Lina Sastri interpreterà la madre di Maradona, portando in scena anche la sua straordinaria esperienza di attrice e cantante. Maurizio Casagrande sarà invece Ottavio Bianchi, l’allenatore del Napoli dello storico primo Scudetto, mentre Genzini affronterà la complessa sfida di interpretare Diego. La produzione coinvolgerà circa trenta artisti tra attori, ballerini, acrobati e cantanti. La regia è di Carolina Fanelli, con musiche originali di Phil Mer e coreografie di Rimi Cerloj.
Il debutto arriva nel quarantennale dello Scudetto conquistato dal Napoli nella stagione 1986-87, aggiungendo un ulteriore significato a un progetto che vuole andare oltre la leggenda calcistica per raccontare l’uomo dietro il mito.
Lina Sastri, dall’arte napoletana al Premio Eccellenza Euro-Mediterraneo
Il talento di Lina Sastri sarà inoltre celebrato il 14 ottobre a Roma, nell’ambito della quarta edizione del Premio Internazionale Eccellenza Euro-Mediterraneo. Attrice, cantante e interprete, Sastri riceverà il riconoscimento per un percorso artistico capace di attraversare teatro, cinema, televisione e musica. La motivazione sottolinea un’arte autentica e universale, profondamente legata alla cultura italiana e alla tradizione napoletana, ma capace di superare i confini geografici e generazionali.
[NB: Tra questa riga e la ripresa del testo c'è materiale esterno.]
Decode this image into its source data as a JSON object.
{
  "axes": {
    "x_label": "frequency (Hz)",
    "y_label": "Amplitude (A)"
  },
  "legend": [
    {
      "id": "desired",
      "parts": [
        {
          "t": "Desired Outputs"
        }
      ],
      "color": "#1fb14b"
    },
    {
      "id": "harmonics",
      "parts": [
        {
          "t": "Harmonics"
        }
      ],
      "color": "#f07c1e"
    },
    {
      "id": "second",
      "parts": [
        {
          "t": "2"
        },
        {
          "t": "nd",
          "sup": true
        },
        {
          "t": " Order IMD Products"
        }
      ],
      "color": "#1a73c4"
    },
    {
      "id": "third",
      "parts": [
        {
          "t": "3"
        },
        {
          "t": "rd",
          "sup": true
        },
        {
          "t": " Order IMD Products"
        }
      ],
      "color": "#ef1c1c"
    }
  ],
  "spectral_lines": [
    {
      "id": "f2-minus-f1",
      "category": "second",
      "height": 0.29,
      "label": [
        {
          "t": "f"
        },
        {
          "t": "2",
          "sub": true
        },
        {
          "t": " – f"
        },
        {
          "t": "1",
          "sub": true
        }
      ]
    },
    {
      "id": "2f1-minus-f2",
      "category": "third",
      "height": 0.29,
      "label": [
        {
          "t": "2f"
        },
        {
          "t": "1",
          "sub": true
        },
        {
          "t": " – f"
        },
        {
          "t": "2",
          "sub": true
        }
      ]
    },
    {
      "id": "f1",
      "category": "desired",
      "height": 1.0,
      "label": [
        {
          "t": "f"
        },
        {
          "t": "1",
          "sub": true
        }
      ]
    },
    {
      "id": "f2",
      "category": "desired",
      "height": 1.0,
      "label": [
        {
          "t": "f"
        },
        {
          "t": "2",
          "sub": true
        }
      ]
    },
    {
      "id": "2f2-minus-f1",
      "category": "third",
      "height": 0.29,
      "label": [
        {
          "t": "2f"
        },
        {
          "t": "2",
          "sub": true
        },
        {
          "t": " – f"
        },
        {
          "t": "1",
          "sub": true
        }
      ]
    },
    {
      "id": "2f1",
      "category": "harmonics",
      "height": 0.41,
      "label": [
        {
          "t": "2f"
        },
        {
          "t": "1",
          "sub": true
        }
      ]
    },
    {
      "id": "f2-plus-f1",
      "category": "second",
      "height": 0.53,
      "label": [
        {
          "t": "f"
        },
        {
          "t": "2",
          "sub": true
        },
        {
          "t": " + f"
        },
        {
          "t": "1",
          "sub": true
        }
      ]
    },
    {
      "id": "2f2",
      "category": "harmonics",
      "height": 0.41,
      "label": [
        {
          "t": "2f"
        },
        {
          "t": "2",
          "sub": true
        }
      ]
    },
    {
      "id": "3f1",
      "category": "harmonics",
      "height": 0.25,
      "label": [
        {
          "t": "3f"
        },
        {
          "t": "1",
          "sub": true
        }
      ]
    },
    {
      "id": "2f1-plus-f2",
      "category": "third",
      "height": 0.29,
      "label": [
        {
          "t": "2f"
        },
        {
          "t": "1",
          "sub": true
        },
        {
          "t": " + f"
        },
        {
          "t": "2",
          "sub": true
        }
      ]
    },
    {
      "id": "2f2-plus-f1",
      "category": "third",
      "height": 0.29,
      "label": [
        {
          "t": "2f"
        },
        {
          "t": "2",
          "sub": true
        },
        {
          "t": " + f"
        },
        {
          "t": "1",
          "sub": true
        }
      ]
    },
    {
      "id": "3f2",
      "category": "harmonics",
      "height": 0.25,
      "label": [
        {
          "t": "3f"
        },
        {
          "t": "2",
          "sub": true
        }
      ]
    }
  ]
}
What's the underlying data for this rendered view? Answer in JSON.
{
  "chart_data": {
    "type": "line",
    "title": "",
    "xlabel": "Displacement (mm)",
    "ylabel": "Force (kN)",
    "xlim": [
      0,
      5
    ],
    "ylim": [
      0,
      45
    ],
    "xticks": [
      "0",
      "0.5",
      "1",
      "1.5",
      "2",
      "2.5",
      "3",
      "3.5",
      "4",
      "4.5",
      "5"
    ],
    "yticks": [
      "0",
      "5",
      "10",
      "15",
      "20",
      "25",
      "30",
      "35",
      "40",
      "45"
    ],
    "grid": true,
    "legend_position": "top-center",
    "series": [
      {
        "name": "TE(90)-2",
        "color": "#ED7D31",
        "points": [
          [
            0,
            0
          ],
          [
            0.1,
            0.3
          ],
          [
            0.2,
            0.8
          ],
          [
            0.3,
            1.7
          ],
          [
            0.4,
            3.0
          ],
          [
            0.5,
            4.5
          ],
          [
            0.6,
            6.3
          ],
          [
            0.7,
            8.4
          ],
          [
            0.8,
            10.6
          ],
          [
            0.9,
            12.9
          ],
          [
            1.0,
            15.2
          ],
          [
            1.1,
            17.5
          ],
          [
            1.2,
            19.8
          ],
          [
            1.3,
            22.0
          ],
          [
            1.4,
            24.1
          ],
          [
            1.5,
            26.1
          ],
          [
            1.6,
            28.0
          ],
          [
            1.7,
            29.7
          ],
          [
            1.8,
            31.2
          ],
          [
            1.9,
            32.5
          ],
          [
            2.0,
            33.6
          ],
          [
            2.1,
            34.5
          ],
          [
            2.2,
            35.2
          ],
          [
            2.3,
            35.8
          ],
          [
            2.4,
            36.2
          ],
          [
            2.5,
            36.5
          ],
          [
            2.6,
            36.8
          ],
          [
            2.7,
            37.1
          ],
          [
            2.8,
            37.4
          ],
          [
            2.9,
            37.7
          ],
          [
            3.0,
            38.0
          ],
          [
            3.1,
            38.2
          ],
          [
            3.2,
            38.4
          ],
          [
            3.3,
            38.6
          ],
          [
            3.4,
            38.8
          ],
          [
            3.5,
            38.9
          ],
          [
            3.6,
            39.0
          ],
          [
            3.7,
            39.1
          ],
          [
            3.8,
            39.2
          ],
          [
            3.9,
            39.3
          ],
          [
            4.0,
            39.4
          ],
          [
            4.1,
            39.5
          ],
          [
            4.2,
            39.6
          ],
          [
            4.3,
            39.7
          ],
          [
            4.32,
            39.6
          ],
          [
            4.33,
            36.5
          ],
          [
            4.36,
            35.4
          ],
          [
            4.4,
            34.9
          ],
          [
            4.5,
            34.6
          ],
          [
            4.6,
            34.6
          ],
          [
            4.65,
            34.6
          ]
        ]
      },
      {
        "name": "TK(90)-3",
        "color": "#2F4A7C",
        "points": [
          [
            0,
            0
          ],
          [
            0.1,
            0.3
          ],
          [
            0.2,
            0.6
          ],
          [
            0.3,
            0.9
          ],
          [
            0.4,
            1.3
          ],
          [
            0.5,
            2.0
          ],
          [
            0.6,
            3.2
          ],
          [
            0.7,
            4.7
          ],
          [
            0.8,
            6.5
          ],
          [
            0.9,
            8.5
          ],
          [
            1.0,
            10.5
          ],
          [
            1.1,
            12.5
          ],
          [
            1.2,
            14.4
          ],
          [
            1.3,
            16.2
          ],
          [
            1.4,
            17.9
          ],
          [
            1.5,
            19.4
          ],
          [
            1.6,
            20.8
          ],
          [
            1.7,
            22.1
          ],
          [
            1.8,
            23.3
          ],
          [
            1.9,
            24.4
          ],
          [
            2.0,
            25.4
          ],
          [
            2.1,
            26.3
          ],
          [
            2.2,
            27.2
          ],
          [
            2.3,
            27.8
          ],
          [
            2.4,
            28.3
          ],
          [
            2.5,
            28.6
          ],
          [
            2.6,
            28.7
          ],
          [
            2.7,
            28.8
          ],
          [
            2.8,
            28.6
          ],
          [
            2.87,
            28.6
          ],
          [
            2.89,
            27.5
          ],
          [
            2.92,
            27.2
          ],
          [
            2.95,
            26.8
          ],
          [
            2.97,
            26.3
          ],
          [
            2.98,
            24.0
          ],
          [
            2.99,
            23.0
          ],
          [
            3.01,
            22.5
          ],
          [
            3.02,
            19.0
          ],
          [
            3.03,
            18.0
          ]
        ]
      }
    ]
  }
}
Il riconoscimento si inserisce nella filosofia del Premio, che valorizza personalità capaci, attraverso talento, cultura e creatività, di costruire un dialogo tra Paesi e culture. Un’arte che non conosce frontiere e che, come nel caso di Sastri, porta nel mondo l’identità e la forza della cultura italiana.